Fresh water was reported to be pouring out of Lake Worth through a small “inlet” into the ocean at a point about ten miles south of the Jupiter Inlet in 1866. The inlet tended to silt up, and had to be dug out again every few months. A new inlet was dug at a point north of the old inlet in 1877, where a rock formation called the Black Rocks would provide some protection for the inlet. Henry Flagler, a railroad magnate, had the inlet enlarged in 1894.
In 1915 the Florida Legislature chartered the Lake Worth Inlet District (which later became the Port of Palm Beach District). The site of the original inlet was chosen for the new inlet, which was completed in 1917. The new Lake Worth Inlet was improved several times over the next decade. The federal government assumed responsibility for the inlet in 1935, and continued to widen and deepen it and build up the jetties.
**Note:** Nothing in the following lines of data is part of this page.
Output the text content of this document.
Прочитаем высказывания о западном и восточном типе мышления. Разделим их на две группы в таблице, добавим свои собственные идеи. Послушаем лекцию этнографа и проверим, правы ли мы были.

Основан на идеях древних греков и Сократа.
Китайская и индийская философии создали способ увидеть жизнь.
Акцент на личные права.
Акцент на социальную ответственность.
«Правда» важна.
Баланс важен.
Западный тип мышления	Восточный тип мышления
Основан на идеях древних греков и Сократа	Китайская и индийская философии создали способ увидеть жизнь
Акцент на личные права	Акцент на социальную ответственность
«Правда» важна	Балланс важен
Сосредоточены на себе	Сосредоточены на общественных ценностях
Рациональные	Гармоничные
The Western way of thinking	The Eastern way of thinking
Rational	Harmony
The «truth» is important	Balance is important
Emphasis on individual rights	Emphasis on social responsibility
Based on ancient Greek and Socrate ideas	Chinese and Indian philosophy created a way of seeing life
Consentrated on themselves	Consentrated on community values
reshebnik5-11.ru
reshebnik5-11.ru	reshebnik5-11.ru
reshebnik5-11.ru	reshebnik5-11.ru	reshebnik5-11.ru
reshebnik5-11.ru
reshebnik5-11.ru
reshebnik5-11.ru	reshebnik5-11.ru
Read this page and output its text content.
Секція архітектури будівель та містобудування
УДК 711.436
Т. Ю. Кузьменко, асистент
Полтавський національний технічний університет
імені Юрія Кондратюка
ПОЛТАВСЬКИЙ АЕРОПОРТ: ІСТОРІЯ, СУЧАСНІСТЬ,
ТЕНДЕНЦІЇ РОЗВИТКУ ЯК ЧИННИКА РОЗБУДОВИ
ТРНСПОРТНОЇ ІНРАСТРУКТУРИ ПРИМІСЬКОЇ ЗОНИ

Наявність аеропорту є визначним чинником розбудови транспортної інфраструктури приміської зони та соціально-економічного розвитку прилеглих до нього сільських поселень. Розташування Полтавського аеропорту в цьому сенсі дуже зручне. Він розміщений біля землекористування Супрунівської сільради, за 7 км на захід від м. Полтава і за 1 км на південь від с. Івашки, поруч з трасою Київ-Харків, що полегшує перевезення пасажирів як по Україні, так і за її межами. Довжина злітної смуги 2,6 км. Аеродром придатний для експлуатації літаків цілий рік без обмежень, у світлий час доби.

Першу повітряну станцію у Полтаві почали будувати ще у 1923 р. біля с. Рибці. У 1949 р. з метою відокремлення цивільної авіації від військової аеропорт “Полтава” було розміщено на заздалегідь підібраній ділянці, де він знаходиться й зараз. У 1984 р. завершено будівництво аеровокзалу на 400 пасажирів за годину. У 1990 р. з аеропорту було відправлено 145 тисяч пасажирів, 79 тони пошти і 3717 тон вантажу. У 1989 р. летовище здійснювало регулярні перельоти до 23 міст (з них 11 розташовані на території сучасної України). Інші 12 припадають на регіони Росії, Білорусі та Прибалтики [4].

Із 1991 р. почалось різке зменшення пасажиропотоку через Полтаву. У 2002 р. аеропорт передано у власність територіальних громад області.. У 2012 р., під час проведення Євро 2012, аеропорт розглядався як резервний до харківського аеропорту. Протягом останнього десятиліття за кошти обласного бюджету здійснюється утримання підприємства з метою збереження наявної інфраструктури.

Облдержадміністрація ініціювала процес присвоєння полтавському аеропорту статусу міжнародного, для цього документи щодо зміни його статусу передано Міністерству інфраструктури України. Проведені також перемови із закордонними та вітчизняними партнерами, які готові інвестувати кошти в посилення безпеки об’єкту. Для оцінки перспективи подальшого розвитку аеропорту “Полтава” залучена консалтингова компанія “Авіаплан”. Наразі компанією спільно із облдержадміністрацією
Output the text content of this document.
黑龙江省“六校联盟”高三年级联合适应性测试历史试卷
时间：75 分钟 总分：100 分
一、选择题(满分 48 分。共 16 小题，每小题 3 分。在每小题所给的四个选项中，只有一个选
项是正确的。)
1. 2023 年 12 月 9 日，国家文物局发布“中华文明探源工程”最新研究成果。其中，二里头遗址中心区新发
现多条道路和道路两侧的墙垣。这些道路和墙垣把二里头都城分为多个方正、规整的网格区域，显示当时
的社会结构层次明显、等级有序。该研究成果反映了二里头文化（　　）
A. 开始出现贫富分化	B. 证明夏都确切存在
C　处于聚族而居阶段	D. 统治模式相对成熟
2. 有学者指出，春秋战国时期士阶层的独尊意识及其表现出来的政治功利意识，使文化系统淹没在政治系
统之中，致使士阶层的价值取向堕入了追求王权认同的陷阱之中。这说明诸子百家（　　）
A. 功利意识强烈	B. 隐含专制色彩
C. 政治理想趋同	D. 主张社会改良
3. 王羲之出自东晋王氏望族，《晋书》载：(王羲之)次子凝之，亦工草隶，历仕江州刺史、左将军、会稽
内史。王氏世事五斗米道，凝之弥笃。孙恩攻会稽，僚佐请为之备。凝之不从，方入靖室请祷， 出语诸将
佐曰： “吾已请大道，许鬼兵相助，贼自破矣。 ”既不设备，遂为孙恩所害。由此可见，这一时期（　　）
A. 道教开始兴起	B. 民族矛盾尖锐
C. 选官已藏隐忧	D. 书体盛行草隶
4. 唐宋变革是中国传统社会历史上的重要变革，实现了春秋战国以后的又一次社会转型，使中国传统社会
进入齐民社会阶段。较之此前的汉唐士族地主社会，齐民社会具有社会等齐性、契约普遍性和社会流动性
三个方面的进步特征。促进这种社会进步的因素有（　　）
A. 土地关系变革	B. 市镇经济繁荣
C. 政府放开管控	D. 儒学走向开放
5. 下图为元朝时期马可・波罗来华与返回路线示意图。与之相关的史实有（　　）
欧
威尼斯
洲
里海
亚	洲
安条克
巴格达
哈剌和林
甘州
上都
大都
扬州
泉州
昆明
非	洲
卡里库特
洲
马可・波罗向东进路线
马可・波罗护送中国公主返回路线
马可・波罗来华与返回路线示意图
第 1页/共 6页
The inlet was dredged to a depth of 35 feet in 1967, and has been maintained at that depth ever since. There is a sand transfer system that pumps sand from the north side of the inlet to the south side to try to maintain the natural flow of sand southward along the coast.
Use NOAA Chart 11472.
Lake Worth Inlet is located near Intracoastal Waterway (ICW) Mile Marker 1019 at Peanut Island on the south side of Lake Worth. Transiting the inlet is fairly straightforward. If approaching from offshore, a red and white Morse (A) buoy starts the entrance sequence to the inlet. From there, red and green buoys mark the channel, and a range positioned on Peanut Island to bring you in on the centerline.
Currents run swift on either tide change here, and although the inlet is deep, you will want to keep an eye on your position relative to other craft, the breakwaters and aids to navigation. On weekends, the inlet can become a churned up mixed of current, commercial traffic and recreational vessels; use caution and keep alert.